We painted ourselves into a corner long ago. Since that time we kicked the can down the road to a point where there is nowhere left to kick it.

You could argue that we shouldn't have gotten involved in the 50's but since we did we should have finished the job. If you are going to go to war commit to it fully and at least finish the job. At the time we got involved because it was US policy at the time that it was unacceptable for the Korean peninsula to go communist. I personally believe that history has proven that it was the right policy as since that time millions have suffered and died under a brutal dictatorship in North Korea while south Korea has prospered, and has received the gospel through missionaries. It was foolish of us to handcuff our generals in the Korean war and we should have finished the job.

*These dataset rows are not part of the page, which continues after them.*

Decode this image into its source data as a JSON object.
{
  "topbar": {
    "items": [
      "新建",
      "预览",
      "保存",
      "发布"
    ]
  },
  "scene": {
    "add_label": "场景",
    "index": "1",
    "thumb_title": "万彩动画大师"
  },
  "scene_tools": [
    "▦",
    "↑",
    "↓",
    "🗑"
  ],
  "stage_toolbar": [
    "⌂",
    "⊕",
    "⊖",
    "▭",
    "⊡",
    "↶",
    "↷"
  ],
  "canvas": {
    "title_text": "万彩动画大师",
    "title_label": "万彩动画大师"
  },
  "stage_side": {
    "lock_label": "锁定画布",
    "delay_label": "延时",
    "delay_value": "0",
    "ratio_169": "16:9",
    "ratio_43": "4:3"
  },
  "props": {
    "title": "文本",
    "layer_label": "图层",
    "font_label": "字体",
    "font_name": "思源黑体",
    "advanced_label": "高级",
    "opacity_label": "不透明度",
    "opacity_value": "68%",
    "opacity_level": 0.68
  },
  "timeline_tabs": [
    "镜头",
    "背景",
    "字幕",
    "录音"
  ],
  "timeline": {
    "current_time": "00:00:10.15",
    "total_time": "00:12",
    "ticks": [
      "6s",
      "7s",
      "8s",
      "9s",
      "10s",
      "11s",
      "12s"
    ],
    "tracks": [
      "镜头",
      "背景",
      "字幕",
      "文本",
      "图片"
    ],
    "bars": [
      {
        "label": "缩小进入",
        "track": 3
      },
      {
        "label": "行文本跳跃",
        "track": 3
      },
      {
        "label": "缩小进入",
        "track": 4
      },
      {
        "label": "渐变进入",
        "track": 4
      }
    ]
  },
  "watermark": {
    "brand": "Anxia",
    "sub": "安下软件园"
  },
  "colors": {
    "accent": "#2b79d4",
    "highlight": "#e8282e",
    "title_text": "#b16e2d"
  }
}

If I'm beating up my next door neighbor with the intent to kill him because he is starving his children to death, should I finish the job? If a still small voice tells me to seek another way to help his children, should I ignore it and finish the job? If I am a carpenter and my only tool is a hammer, does everything start to look like a nail?

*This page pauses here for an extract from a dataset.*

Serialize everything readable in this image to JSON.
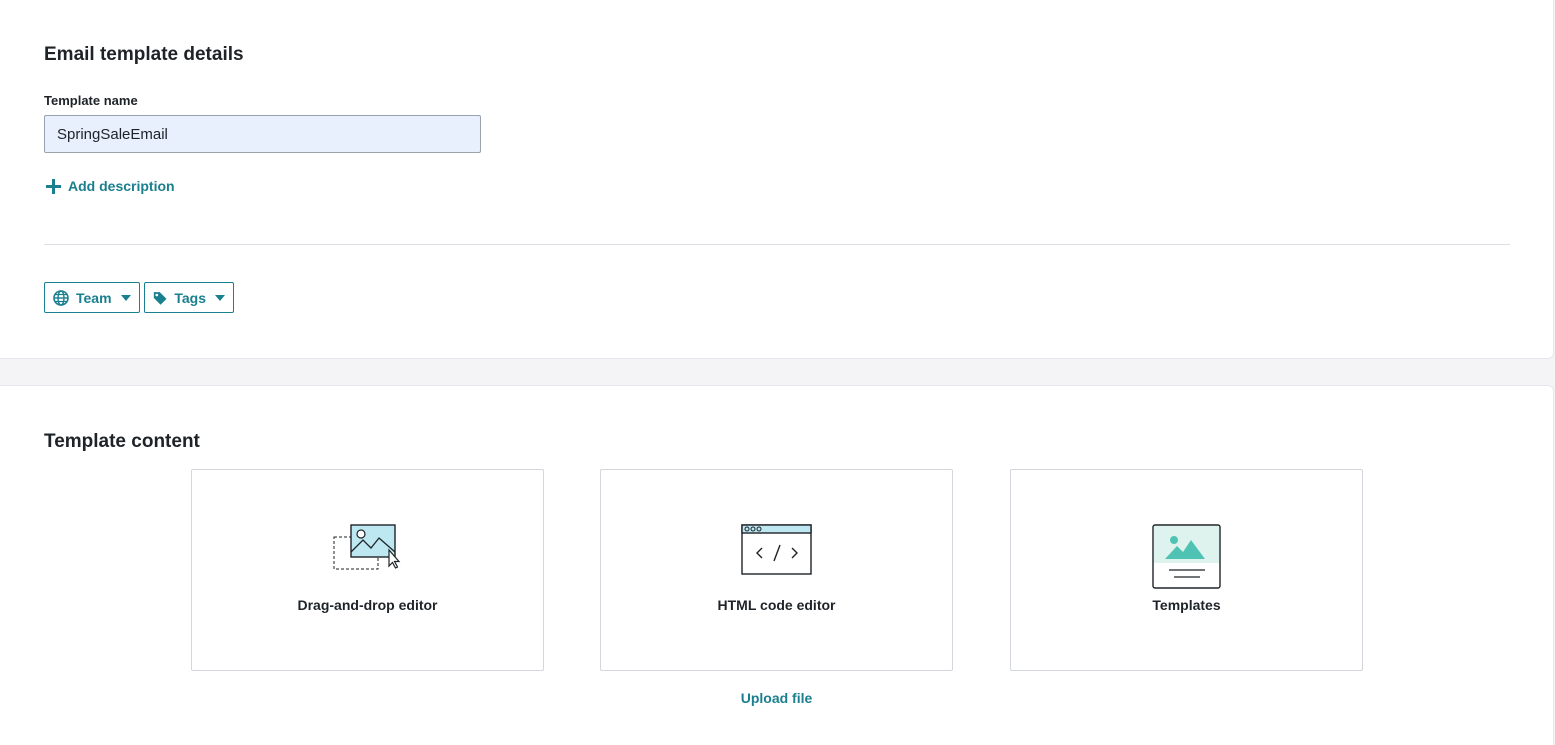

Many seem intent on calling Kim Jong Un crazy, but if he were really crazy why hasn't he already attacked us. Words have meaning. "Crazy" means what? Mentally incapable of making proper decisions or something like that. Then if Kim is crazy, why hasn't he already sent a submarine, for example, to the coast off of Los Angeles and fired a missile into Hollywood?

Is Kim a righteous man? No, but there are wicked men all over the world. Is it really the job of the US to attack them all? Which take priority and why? How can we afford to attack them with $20 trillion in debt? Attacking wicked men all over the world for the last 60 years hasn't worked. Maybe it's time to try something else. Like charity.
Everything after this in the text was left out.